受付で診察券を出し、待合室で待っていると名前が呼ばれた。


「如月米美さん、如月米美さん、きさg、、、」


3回呼ばれかけないと、気づかなかった。

待合室のテレビの音に混じって聞こえなかった。特に知らない人の声は混じりやすい。みんなそういうもんだと、この日まではそう思っていた。

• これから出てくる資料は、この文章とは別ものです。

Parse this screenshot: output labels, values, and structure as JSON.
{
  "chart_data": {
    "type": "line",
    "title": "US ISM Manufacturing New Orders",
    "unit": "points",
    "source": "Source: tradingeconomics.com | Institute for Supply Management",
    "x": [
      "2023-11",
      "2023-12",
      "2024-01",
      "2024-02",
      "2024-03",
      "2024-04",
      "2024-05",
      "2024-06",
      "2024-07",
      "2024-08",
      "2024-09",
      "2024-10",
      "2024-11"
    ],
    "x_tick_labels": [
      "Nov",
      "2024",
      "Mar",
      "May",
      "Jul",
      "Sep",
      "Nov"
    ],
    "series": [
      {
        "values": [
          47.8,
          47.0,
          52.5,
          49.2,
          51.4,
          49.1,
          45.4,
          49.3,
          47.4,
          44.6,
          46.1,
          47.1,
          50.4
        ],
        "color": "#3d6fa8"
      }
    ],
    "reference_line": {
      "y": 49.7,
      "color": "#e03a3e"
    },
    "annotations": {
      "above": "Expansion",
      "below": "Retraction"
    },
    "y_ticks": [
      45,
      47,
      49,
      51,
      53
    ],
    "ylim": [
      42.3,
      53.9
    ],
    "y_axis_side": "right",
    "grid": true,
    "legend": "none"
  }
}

呼ばれたのでドアを開けた。先生が結果用紙を持ち座っていた。


「こんにちは、如月さん」

「こんちは」


緊張して噛んだ、、、はずっ、、、


「早速ですが、結果を報告しますね」

「如月さんは、APDの傾向がありますね」


「ほう、、、」


「軽度ですので、APDとは言えませんがその傾向があるだけです」


「なんですか?そのA、P、D、でしたっけ?」


「まさに今、その特徴が出ましたね」


「え、なんです?」


先生は分かりやすくゆっくりとした口調で


「APDは外国語の略ですが、日本語に直すと聴覚情報処理障害と言います」


と言った。


「まさか、、、」


テレビの音に混じる声、聞いたことを覚えれないとか、思い当たる節がいくつもある。今まで出来ない自分が悪いと思っていたけど、障害だったなんて、、、


「如月さんが思った通りかは分かりませんが、APDは聞こえるのに聞こえない障害と言われています」


先生の説明を要約すると、、、


APDには大きく分けて6つの症状がある。

聞き返しや聞き誤りが多い。

雑音など聴覚環境が悪い状況下での聞き取りが難しい。

口頭で言われたことは忘れてしまったり、理解しにくい。

早口や小さな声などは聞き取りにくい。

長い話になると注意して効き続けるのが難しい。

視覚情報に比べて、聴覚情報の聴取や理解が困難である。


対処法としては、、、


薬で解決できない障害で、治療法も確実なものはない。

周りの協力が必要。

協力の仕方としては、文字で伝える。1対1で話す。

など色々と工夫の仕方はある。


この障害は大人になってから、分かることが多いらしい。

でも分からないより、分かった方がいいでしょ?

周りも謎なヤツで対処に困るより、こういうヤツと分かった方が絶対に楽なる。

個性の1つと受け入れて、上手く付き合っていくのがいい。


そんな感じのことを言って先生は、診察を終えた。



診察を終え、アイツに報告した。


「もしもし」


『どうだった?』


先生の説明をそのままアイツに伝えた。


『そっか、分かった』

『母さんには俺から上手く言っとくわ』

『母さん、このことで精神的におかしかったから、米美からは何も言わんでくれ』

「分かった、よろしく」

『任せとけ』

「またね、じゃ帰るために移動するから切るね」




次の出社日に、所長、事務員さん、上司、同僚に報告し、仕事が円滑に出来るようになった。

理解してくれる仲間で、この会社に入ってほんとによかったと思った。

すこしキツイ体力仕事だけど、しがみついて仕事しててほんとに良かった。

高校3年の12月でまだ就職が決まってなかった俺を拾ってくれた会社に感謝した。